-
Notifications
You must be signed in to change notification settings - Fork 12
Description
Jira: https://asfdaac.atlassian.net/browse/TOOL-3465
Note: The above link is accessible only to members of ASF.
It seems that a HyP3 job may get stuck in PENDING status if the step function ends with an Aborted state. We encountered this with https://hyp3-opera-disp-sandbox.asf.alaska.edu/jobs/d3ebab24-25c9-44ee-a16a-05c683284edc which includes a Map state with three iterations, all of which show an Aborted status in the step function execution console (or "Canceled" if you're looking at the graph view), though the overall step function execution still shows Failed. The error in this case was that each iteration consists of a Task state which attempts a batch:submitJob call, which was given a non-string parameter, so the step failed with:
An error occurred while executing the state 'OPERA_DISP_TMS_CREATE_MEASUREMENT_GEOTIFF_SUBMIT_JOB' (entered at the event id #23). The Parameters '{...}' could not be used to start the Task: [The value for the field 'frame_id' must be a STRING]

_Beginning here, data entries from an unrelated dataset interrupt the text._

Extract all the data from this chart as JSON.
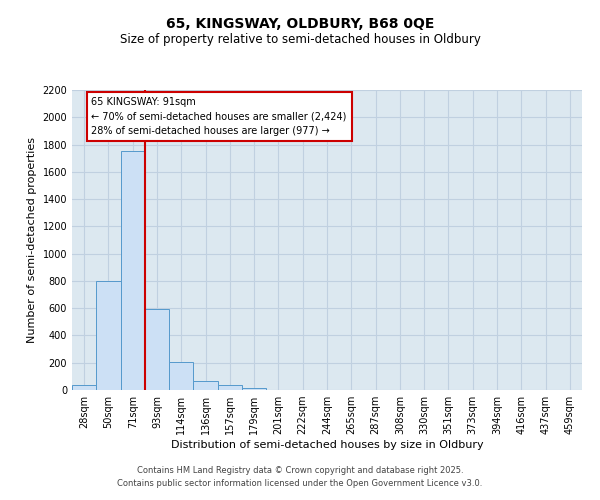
{
  "title1": "65, KINGSWAY, OLDBURY, B68 0QE",
  "title2": "Size of property relative to semi-detached houses in Oldbury",
  "xlabel": "Distribution of semi-detached houses by size in Oldbury",
  "ylabel": "Number of semi-detached properties",
  "categories": [
    "28sqm",
    "50sqm",
    "71sqm",
    "93sqm",
    "114sqm",
    "136sqm",
    "157sqm",
    "179sqm",
    "201sqm",
    "222sqm",
    "244sqm",
    "265sqm",
    "287sqm",
    "308sqm",
    "330sqm",
    "351sqm",
    "373sqm",
    "394sqm",
    "416sqm",
    "437sqm",
    "459sqm"
  ],
  "values": [
    40,
    800,
    1750,
    595,
    205,
    65,
    38,
    18,
    0,
    0,
    0,
    0,
    0,
    0,
    0,
    0,
    0,
    0,
    0,
    0,
    0
  ],
  "bar_color": "#cce0f5",
  "bar_edge_color": "#5599cc",
  "red_line_color": "#cc0000",
  "annotation_title": "65 KINGSWAY: 91sqm",
  "annotation_line1": "← 70% of semi-detached houses are smaller (2,424)",
  "annotation_line2": "28% of semi-detached houses are larger (977) →",
  "annotation_box_color": "#ffffff",
  "annotation_box_edge": "#cc0000",
  "ylim": [
    0,
    2200
  ],
  "yticks": [
    0,
    200,
    400,
    600,
    800,
    1000,
    1200,
    1400,
    1600,
    1800,
    2000,
    2200
  ],
  "grid_color": "#c0d0e0",
  "bg_color": "#dce8f0",
  "footer1": "Contains HM Land Registry data © Crown copyright and database right 2025.",
  "footer2": "Contains public sector information licensed under the Open Government Licence v3.0."
}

I know when we first implemented fan-out workflows using the Map state (for SRG_TIME_SERIES.yml) that we specifically verified that the HyP3 job fails when one of the iterations fails due to a runtime error in the container, but maybe in this case they just get Aborted because the batch:submitJob Task failed to start?
I'm still surprised that this doesn't qualify as an error that would be handled by the Catch field in our step function definition. We should keep an eye out for any more stuck-in-pending jobs, in case this is a recent change to how step functions work.